STATEMENT: New Campaign Will Register Thousands of Formerly Disenfranchised Voters

New York, NY. — Today a New York City-wide coalition of celebrities, community-based organizations, civil rights groups and criminal justice activists held a press conference to publicly launch its campaign, Release the Vote: Unlock the Block. Forty-two organizations have endorsed the initiative (listing attached).

Unlock the Block is mounting a major public information campaign to educate, mobilize and register thousands of people formerly incarcerated for a felony conviction, their families and their communities. See www.unlocktheblock.org.

Joseph "Jazz" Hayden, Director of Unlock the Block said, "We see felon re-enfranchisement as the next frontier in the long struggle for human rights. Roughly 43,000 New York citizens on parole pay taxes yet can not vote because of a felony conviction. The phrase 'No Taxation without Representation' is as relevant today as it was over two hundred years ago," Hayden said.

According to Charles Dutton, an Emmy Award-winning, Tony- and Golden Globe-nominated actor, director and former prisoner, "All men and women who are living productive lives should be afforded the opportunity to participate fully in this society, including the most basic of all rights — the right to vote — particularly if they are contributing to this country as tax-paying citizens!" 

New York's felony disfranchisement law denies the vote to over 131,000 state residents who have been convicted of felony offenses. The vast majority are from a handful of poor communities-of-color in New York City.

Thousands of additional taxpaying New Yorkers are effectively disfranchised by the lack of accurate information from elections and criminal justice agencies. This has created widespread misperceptions about the voting rights of former prisoners, probationers and misdemeanants. According to New York State law, voting rights are automatically restored upon completion of parole. Individuals on probation and misdemeanants retain their voting rights.

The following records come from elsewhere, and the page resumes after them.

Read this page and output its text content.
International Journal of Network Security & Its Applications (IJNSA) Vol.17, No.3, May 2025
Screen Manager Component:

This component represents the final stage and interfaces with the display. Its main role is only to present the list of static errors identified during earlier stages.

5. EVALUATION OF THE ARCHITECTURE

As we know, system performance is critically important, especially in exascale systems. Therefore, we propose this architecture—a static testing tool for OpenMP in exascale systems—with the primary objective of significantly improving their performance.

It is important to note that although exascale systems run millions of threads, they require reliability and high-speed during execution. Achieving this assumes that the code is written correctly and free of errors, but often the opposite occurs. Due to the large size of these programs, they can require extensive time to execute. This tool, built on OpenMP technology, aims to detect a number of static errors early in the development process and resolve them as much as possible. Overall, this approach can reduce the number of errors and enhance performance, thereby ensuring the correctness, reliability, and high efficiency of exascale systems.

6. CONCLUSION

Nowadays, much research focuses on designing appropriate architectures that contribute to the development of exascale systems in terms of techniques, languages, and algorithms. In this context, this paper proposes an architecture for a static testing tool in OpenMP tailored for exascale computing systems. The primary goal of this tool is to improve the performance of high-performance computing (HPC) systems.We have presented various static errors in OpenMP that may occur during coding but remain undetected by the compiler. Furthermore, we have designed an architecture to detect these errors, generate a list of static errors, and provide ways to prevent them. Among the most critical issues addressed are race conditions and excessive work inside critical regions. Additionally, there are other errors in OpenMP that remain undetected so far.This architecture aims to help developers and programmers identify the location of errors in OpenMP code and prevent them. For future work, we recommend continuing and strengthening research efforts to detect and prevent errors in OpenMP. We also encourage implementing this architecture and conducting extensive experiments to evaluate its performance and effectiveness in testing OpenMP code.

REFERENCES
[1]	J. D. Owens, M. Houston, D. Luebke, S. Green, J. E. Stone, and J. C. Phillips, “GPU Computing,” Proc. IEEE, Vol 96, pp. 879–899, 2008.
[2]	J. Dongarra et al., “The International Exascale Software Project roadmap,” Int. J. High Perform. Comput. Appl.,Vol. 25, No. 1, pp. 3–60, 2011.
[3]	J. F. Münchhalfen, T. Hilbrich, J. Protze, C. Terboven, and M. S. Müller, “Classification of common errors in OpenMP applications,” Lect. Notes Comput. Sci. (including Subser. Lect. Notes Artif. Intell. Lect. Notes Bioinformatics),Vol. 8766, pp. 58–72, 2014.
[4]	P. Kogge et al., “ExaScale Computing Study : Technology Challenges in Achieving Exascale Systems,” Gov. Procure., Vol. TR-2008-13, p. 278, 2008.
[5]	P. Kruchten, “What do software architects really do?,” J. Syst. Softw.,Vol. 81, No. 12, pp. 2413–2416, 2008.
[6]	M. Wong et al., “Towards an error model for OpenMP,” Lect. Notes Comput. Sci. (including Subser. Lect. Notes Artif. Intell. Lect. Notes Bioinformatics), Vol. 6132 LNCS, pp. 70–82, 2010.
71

"We are centering our efforts in the hardest hit and traditionally marginalized communities. The loss of the vote in these neighborhoods has devastating economic and political consequences and affects the quality of life for all members of the community," said David R. Jones, President of the Community Service Society.

Unlock the Block will also focus on eliminating structural barriers to voting by working to bring government agencies into active compliance with existing law.

"The New York City and State Departments of Corrections and state and county elections officials must inform prisoners and formerly incarcerated felons of their rights, facilitate voter registration, and guarantee that eligible voters are not turned away at the polls and that their names are restored to voting rolls in a timely manner," said Bill Perkins, Deputy Majority Leader of the NYC Council and Chair of the Committee on Government Operations. Perkins has been a leader in city efforts to expand and guarantee the voting rights of local residents.

"I felt like New York had stripped me of my citizenship when I lost the right to vote," said Jan Warren, Associate Director of the College & Community Fellowship at CUNY Graduate Center and formerly incarcerated individual. "Since the state asks me to pay taxes on April 15, then it ought to let me vote on November 2." 

While state disenfranchisement laws vary widely, ranging from lifelong disfranchisement in states like Florida to restoration of the vote upon completion of parole in New York, the cumulative national impact is devastating. "Our democracy is diminished in stature and legitimacy when political participation is denied to so many of our citizens," said Bill Webber, President Emeritus of the New York Theological Seminary.

In nearly all states, a disproportionate number of non-white citizens are excluded from the democratic process. "If you look at the history of felon disfranchisement laws in the U.S., you'll see that it's not an accident that they disproportionately target and disempower communities of color. Like poll taxes and literacy tests, many felony disfranchisement laws were intentionally crafted to exclude African Americans from the political process," said Janai Nelson, Assistant Counsel at NAACP Legal Defense and Educational Fund and lead counsel on Hayden v. Pataki, a federal lawsuit challenging New York State's felon disfranchisement laws.

According to Joanne Page, Executive Director of the Fortune Society, "Such massive numbers of disenfranchised citizens of color is the result of the lethal intersection of state laws and a criminal justice system that disproportionately targets people of color through racial profiling, draconian drug laws that unequally target communities of color, unequal sentencing provisions, targeted law enforcement and incompetent counsel."